Fri Dec 10 08:30 AM -- 10:00 AM (PST) @

Modeling the time evolution of discrete sets of items (e.g., genetic mutations) is a fundamental problem in many biomedical applications. We approach this problem through the lens of continuous-time Markov chains, and show that the resulting learning task is generally underspecified in the usual setting of cross-sectional data. We explore a perhaps surprising remedy: including a number of additional independent items can help determine time order, and hence resolve underspecification. This is in sharp contrast to the common practice of limiting the analysis to a small subset of relevant items, which is followed largely due to poor scaling of existing methods. To put our theoretical insight into practice, we develop an approximate likelihood maximization method for learning continuous-time Markov chains, which can scale to hundreds of items and is orders of magnitude faster than previous methods. We demonstrate the effectiveness of our approach on synthetic and real cancer data.

Author Information

Alkis Gotovos (MIT CSAIL)
Rebekka Burkholz (Harvard University)
John Quackenbush (Harvard T.H. Chan School of Public Health)

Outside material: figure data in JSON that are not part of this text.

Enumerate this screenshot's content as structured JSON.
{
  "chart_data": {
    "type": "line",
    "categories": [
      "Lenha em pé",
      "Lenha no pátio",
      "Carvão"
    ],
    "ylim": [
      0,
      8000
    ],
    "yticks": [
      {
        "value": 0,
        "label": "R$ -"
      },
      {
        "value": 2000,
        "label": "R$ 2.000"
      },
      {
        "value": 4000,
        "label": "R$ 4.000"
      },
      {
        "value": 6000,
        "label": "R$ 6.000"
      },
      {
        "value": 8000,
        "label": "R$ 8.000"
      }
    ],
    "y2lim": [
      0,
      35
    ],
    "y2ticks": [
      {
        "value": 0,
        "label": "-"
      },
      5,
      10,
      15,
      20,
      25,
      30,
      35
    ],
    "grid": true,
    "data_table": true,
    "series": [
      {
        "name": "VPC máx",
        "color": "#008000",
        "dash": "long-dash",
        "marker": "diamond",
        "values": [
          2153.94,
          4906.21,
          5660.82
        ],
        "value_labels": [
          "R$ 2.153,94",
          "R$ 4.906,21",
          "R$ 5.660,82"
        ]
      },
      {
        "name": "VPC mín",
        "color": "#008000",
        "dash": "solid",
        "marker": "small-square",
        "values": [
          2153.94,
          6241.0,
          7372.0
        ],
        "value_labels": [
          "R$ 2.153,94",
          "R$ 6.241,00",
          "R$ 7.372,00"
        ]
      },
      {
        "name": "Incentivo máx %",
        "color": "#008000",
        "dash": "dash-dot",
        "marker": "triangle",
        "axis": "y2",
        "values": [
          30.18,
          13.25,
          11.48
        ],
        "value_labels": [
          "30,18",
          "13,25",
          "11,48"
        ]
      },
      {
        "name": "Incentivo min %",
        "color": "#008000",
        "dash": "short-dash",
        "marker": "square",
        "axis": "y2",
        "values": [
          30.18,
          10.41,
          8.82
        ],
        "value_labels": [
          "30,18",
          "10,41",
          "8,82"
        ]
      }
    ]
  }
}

John Quackenbush is Professor of Computational Biology and Bioinformatics and Chair of the Department of Biostatistics at the Harvard TH Chan School of Public Health, Professor in the Channing Division of Network Medicine, and Professor in the Department of Data Science at the Dana-Farber Cancer Institute. John’s PhD was in Theoretical Physics, but in 1992 he received a fellowship to work on the Human Genome Project. This led him through the Salk Institute, Stanford, The Institute for Genomic Research (TIGR), and to Harvard in 2005. John uses massive data to probe how many small effects combine to influence human health and disease. He has more than 310 scientific papers and over 81,000 citations. Among his honors is recognition in 2013 as a White House Open Science Champion of Change.

Stefanie Jegelka (MIT)

Stefanie Jegelka is an X-Consortium Career Development Assistant Professor in the Department of EECS at MIT. She is a member of the Computer Science and AI Lab (CSAIL), the Center for Statistics and an affiliate of the Institute for Data, Systems and Society and the Operations Research Center. Before joining MIT, she was a postdoctoral researcher at UC Berkeley, and obtained her PhD from ETH Zurich and the Max Planck Institute for Intelligent Systems. Stefanie has received a Sloan Research Fellowship, an NSF CAREER Award, a DARPA Young Faculty Award, the German Pattern Recognition Award and a Best Paper Award at the International Conference for Machine Learning (ICML). Her research interests span the theory and practice of algorithmic machine learning.